Revitalisasi dan Mawas diri


Melihat kondisi yang demikian kompleks permasalahan dunia kedokteran di Indonesia
tampaknya harus lebih mawas diri dan segera berupaya melakukan revitalisasi. Dokter
harus merevitalisasi peran komprehensif pengabdiannya. Kontribusi pengabdian dokter
untuk penyehatan fisik harus dilakukan secara terintegrasi dengan proses penyehatan
mental dan sosial bangsa.

Para dokter cenderung terjebak pada rutinitas profesionalisme yang sempit. Banyak
dokter yang akhirnya lebih concern bahwa ilmu kedokteran hanyalah mempelajari
segala sesuatu tentang penyakit. Dokter lupa bahwa selain melakukan intervensi fisik,
juga harus berperan dalam intervensi mental dan sosial di tengah masyarakat. Dokter
dalam aktifitasnya seyogianya menetapkan trias peran dokter.

Dokter terlahir sebagai profesi mulia dan menyandang trias peran dokter yaitu agent of
change, agent of development, dan agent of treatment. Dokter diharap bukan hanya ahli
di bidang medis (agent of treatmen), melainkan juga mampu mengadakan perubahan
(agent of change) dan pengembangan (agent of development) pada masyarakat.
Menurut WHO perilaku ini disebut sebagai ?The Five Star Doctors? yaitu: Community
leader, Communicator, Manager, Decision maker dan Care provider.

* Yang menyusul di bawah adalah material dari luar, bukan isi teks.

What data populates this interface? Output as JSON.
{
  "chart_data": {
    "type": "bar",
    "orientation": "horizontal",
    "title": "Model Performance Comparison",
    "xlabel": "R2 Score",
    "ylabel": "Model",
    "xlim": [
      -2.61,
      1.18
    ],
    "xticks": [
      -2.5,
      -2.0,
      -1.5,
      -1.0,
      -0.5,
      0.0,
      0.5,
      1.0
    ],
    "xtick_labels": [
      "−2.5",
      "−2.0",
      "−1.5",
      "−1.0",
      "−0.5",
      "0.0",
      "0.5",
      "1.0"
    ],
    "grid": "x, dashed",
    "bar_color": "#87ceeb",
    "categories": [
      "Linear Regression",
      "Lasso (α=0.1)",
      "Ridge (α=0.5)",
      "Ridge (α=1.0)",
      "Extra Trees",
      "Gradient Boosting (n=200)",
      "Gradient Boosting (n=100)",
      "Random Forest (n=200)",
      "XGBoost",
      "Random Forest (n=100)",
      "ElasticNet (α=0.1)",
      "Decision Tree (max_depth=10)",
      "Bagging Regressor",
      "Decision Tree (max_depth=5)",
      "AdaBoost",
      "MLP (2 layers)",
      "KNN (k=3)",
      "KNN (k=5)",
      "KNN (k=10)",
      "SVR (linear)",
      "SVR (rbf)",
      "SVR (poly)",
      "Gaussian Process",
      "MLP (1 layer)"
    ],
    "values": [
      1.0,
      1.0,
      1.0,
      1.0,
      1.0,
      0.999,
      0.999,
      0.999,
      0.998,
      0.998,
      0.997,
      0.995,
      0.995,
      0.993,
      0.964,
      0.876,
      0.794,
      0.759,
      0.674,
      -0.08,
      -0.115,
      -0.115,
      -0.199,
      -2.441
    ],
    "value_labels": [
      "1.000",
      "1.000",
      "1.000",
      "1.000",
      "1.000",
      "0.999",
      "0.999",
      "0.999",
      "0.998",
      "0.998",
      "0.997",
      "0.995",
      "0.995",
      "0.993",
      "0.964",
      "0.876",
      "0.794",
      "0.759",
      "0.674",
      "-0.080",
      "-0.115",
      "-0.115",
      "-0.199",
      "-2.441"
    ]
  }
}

Dokter adalah figur yang mengabdikan profesinya, tanpa terpengaruh pertimbangan-


pertimbangan agama, kedudukan sosial, jenis kelamin, suku dan politik kepartaian.
Artinya, dalam pekerjaan keprofesiannya dokter sarat dengan nilai kesetaraan.

Pemerintah dalam hal ini Departemen Kesehatan dan institusi profesi harus segera
bekerjasama untuk merumuskan modifikasi pembagian fungsi dokter pendidik, peneliti
dan klinisi secara tegas. Dengan tetap mempertimbangkan kehidupan yang layak bagi
tugas yang dibebankan.

Pendidikan kedokteran di Indonesia yang mencetak dokter masa depan harus menjadi
prioritas dan lebih mawas diri. Peningkatan kualitas dokter dengan tercipta pendidikan
dokter yang berorientasi ilmiah dengan basis penelitian, menggunakan kemajuan
teknologi dan meningkatkan pendidikan moral. Selain masalah komunikasi, citra
negatif dan kejadian malpraktek sering diinisiasi dengan kurangnya moral seorang
dokter.

Pendidikan dokter umum dan spesialis tidak harus dengan biaya sangat tinggi. Karena,
mengurangi kesempatan calon mahasiswa tidak mampu yang berkualitas tetapi juga
mengurangi perilaku ?profesi anti sosial? di masa depan.

Semoga dokter Indonesia sesuai dengan harapan bangsa. Apalagi profesi dokter sudah
terlanjur dinobatkan oleh masyarakat sebagai hamba kemanusiaan. Meskipun
seharusnya sama dengan profesi lainnya, karena dokter juga manusia.